Some CPA policies dramatically affected the course and nature of police reconstitution programs. CPA Order Number One, entitled the “De-Ba’athification of Iraqi Society,” dismissed all persons holding any of the top four ranks in the Ba’ath Party from their positions and further forbade them to hold a position in a future Iraqi government.

Under Saddam Hussein’s regime, in order to hold a high rank in a government concern, it was virtually mandatory to also hold a high rank in the Ba’ath Party. By dismissing such great numbers of government employees out of hand, the CPA also lost some badly needed institutional knowledge on how government agencies functioned and how problems might best be attacked.

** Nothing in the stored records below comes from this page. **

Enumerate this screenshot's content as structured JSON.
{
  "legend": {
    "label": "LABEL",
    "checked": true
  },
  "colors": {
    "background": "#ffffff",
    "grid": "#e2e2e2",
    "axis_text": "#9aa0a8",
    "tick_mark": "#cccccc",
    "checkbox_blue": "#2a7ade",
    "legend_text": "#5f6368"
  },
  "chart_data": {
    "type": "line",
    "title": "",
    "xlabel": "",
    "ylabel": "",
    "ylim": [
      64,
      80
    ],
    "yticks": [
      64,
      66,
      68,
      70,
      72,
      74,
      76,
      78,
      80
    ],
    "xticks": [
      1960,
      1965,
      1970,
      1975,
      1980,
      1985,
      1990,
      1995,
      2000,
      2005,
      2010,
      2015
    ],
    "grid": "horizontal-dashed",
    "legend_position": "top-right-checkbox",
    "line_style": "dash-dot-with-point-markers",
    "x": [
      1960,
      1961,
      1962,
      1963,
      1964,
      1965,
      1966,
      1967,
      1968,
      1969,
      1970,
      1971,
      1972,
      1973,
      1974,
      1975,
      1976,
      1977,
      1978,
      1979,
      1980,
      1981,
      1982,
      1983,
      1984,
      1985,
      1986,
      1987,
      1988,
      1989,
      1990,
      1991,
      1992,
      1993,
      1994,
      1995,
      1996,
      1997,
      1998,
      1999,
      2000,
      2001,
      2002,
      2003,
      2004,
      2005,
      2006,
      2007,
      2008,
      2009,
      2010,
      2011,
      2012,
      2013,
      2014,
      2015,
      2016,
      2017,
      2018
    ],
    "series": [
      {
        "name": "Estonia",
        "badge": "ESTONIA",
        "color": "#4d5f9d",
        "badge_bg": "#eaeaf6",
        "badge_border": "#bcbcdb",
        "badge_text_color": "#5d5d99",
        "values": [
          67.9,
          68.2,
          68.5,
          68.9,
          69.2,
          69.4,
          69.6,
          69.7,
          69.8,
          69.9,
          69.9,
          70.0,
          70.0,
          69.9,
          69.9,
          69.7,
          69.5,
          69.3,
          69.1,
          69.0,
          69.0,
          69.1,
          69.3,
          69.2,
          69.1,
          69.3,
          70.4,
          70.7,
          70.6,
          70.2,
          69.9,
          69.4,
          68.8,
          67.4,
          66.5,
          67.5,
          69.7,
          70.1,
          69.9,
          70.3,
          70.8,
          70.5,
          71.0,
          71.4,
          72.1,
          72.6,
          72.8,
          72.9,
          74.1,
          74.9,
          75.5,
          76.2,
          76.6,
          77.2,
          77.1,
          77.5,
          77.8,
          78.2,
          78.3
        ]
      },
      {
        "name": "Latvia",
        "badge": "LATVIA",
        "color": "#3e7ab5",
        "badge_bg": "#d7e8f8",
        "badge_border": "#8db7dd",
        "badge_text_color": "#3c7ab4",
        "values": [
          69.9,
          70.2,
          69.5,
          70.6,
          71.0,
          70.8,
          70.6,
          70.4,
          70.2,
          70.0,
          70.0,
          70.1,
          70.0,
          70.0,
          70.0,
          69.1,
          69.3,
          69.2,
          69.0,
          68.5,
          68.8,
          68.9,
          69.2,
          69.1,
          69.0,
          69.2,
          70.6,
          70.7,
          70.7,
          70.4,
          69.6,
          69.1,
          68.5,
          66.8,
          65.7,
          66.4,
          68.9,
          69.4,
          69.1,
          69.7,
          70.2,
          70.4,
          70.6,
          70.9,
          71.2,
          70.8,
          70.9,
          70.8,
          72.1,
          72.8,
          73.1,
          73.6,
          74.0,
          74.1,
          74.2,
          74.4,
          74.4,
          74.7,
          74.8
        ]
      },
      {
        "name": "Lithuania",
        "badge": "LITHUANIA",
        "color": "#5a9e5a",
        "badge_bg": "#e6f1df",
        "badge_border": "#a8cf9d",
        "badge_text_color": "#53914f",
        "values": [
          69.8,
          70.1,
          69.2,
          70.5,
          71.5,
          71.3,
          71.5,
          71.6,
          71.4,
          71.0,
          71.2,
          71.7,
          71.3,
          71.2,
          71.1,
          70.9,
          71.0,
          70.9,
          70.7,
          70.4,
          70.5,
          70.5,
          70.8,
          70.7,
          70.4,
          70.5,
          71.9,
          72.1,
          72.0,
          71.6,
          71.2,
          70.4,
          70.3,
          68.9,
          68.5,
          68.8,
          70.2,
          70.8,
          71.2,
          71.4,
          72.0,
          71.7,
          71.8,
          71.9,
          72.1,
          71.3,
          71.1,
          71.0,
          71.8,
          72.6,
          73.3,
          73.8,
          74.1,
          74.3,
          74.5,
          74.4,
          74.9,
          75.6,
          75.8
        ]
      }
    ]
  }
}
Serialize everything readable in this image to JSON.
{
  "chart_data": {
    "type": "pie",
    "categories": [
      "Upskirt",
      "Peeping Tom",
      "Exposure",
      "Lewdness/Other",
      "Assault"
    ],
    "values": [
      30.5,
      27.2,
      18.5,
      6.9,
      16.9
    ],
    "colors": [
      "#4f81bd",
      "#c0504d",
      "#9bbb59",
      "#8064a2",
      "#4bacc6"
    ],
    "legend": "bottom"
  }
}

In March 2004, Brigadier Andrew Mackay of the British Army was appointed as the first Commanding General of CPATT. Initially, CPATT was subordinate to Major General Eaton and the Office of Security Transition (OST), but in June 2004, the Multi-National Security Transition Command – Iraq (MNSTC-I) was established and LTG David Petraeus appointed as its Commanding General. In 2008 MNSTC-I reorganized, creating two Directorates the Directorate of Interior Affairs (DoIA) and the Directorate of Defense Affairs (DDA). CPATT, currently under the command of Major General Nelson J. Cannon, is now a subordinate unit of DoIA.

In June 2009, the organization structure changed again with the creation of the Iraqi Training and Advisory Mission (ITAM) led by US Army Major General Richard J. Rowe, Jr, the Iraqi Security Assistance Mission (ISAM), and the Partnership Strategy Group (PSG-I). ITAM and ISAM, INCTF and PSG-I report to the Deputy Commanding General.
ITAM was focused on institutional training while ISAM focused on Foreign Military Sales.

Under the new ITAM structure the Civilian Police Assistance Training Team became ITAM-Police.